From around twelve to 24 months, Dr Bull suggested the following meal plan :
Its breakfast between seven and eight o’clock, to consist of tops and bottoms, steeped in hot water, a little milk added, and the whole sweetened with sugar; or bread may be softened in hot water, the latter drained off, and fresh milk and sugar added to the bread. Its dinner about twelve o’clock, to consist, every other day, of a small quantity of animal food (chicken, fresh mutton, or beef, being the only meats allowed) with a little bread and water; on the alternate days, well boiled rice and milk, a plain bread, sago, tapioca, or arrow-root pudding, containing one egg; or farinaceous food, with beef-tea. Its afternoon meal, about four o’clock, the same diet as formed the breakfast. At seven, a little arrow-root, made with a very small proportion of milk, or a biscuit, or a crust of bread, after which the child should be put to bed.

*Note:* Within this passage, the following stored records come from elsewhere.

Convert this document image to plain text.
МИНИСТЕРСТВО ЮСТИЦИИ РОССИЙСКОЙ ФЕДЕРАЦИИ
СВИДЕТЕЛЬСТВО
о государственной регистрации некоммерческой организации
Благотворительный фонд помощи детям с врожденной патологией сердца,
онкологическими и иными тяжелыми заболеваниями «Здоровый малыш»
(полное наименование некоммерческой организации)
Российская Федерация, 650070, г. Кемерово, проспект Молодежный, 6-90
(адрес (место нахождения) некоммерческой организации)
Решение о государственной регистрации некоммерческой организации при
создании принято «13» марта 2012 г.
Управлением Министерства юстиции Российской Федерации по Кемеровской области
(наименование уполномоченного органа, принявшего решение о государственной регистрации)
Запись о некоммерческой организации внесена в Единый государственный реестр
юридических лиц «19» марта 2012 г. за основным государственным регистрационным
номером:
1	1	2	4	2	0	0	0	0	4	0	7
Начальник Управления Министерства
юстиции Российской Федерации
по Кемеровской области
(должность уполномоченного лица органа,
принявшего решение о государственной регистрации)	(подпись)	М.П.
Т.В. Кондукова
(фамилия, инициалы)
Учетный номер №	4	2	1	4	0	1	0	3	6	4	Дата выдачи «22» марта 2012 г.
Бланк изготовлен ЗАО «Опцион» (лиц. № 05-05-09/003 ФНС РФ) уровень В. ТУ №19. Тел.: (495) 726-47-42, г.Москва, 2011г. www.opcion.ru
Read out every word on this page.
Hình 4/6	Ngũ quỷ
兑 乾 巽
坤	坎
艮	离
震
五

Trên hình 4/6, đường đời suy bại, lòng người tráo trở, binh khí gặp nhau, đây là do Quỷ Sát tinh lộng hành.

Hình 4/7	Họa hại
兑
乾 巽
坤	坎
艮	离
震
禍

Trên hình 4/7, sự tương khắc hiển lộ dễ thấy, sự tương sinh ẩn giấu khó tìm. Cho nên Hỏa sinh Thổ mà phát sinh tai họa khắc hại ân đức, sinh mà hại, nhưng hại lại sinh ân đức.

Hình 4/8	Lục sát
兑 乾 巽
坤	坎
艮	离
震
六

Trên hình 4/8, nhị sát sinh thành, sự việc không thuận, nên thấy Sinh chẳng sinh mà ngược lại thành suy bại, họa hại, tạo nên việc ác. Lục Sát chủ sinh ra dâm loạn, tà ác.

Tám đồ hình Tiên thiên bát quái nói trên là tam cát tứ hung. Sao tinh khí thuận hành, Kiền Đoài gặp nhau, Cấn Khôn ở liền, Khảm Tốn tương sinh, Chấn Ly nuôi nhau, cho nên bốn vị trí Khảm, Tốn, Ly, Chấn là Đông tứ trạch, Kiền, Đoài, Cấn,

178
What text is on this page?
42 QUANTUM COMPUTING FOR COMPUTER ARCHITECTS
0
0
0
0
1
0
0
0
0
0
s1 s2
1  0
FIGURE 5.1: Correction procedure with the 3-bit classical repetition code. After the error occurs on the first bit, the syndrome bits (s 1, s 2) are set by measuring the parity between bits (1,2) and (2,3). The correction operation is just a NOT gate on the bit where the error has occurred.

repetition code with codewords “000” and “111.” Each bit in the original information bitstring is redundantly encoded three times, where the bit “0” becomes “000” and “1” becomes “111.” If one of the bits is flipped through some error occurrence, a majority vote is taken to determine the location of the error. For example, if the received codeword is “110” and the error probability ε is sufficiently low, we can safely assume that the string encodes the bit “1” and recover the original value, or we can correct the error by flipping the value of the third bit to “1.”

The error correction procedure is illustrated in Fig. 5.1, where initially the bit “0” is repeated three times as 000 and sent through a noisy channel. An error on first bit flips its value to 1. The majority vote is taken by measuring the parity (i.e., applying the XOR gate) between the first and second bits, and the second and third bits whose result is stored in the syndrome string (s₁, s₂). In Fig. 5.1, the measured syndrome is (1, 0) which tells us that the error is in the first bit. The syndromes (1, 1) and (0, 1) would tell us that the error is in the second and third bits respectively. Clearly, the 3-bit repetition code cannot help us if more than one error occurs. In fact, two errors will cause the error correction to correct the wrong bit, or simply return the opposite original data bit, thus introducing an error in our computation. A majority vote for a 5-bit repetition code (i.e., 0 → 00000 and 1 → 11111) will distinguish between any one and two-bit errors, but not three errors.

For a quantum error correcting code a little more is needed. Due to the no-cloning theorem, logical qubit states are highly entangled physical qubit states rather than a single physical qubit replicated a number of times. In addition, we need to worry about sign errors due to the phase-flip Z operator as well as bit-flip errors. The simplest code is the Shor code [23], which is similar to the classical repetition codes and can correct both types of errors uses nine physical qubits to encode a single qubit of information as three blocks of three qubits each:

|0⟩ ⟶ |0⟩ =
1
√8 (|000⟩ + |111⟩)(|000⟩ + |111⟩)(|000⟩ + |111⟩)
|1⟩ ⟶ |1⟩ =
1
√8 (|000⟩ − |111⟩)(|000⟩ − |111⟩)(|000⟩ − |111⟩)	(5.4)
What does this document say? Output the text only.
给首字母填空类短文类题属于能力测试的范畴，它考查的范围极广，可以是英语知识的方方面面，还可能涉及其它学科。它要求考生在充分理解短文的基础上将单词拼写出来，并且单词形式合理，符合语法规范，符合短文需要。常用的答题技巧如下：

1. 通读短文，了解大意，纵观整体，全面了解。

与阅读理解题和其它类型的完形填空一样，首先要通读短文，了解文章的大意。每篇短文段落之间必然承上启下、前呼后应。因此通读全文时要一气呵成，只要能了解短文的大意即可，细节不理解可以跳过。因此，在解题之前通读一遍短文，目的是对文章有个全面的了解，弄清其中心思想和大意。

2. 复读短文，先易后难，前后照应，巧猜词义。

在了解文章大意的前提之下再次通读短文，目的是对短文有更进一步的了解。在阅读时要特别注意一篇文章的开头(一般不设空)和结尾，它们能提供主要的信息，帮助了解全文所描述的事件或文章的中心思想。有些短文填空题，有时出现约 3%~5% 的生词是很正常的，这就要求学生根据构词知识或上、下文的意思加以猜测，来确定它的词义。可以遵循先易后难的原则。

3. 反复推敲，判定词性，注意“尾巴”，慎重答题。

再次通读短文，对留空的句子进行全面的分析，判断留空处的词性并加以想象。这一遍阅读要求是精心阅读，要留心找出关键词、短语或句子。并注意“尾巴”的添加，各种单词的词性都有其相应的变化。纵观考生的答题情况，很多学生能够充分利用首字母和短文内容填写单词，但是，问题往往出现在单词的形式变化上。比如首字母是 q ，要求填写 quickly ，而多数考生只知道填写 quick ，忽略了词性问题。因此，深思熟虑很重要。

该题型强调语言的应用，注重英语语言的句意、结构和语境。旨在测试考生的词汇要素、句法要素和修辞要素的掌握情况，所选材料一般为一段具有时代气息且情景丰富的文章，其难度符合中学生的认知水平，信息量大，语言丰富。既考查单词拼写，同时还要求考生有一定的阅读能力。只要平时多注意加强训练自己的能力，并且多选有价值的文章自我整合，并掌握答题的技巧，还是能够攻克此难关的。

Still not a vegetable in sight!

The weaning of Ovid Norgrove is something of a puzzle for me. These days, solids start appearing in baby’s diets after 6 months. Back then, Dr Bull was suggesting between 9 and 12 months as the optimum time to start introducing solids. His view was that with mother and baby in good health, weaning shouldn’t be delayed after 12 months of age. His colleague Dr Jacobi agreed, noting that while many mothers continue breast-feeding to prevent conception, sometimes until the child is four years old, breast-feeding is not a guaranteed way of avoiding pregnancy. However, Sarah tells us that on the voyage to New Zealand, Ovid was breast-fed; she didn’t start weaning him until they reached New Zealand 4½ months later. The Gertrude sailed from England on Ovid’s first birthday, so he would have 16 months old before she started weaning him off the breast. His brother Oscar was conceived about 3 months later, so either the breast-feeding or the close proximity of the neighbours on Gertrude had been acting as contraception!

Rations weren’t provided for children under one year of age on the immigrant ships – they were expected to be breastfed. However, a number of “comforts” were provided for the breast-feeding mums and their babies – stout for the mums, and good old sago, tapioca and arrow-root for the babies. Chances are Ovid actually started on solids while on Gertrude – the cereals, a little bread soaked in preserved milk, and maybe a ship’s biscuit to gnaw on when his teeth started to come through. Once in New Zealand, fresh cow’s milk was available – he had his first taste within hours of coming ashore – but if Sarah followed the traditional approach, he probably didn’t see a mashed vegetable until he was much older. Sarah had eight siblings; twins Alfred and Anne were born when she was five, and by the time she turned eight, she had five brothers and sisters. No doubt she had been helping her mother raise babies since she was a small child; sister Caroline was born six months after Sarah had Ovid, so she went straight from caring for her siblings to raising her own babies. She probably did the same things with her children as her mother did, and fed them the same sorts of foods as her mother, and her mother’s mother, had traditionally prepared.

So there we are. Nineteenth century baby food was cereals and breads, seasoned with salt and sugar – not quite as nutritious as what modern babies receive, but less likely to stain than when baby lovingly wipes a face-full of mushy pumpkin all over mum’s blouse.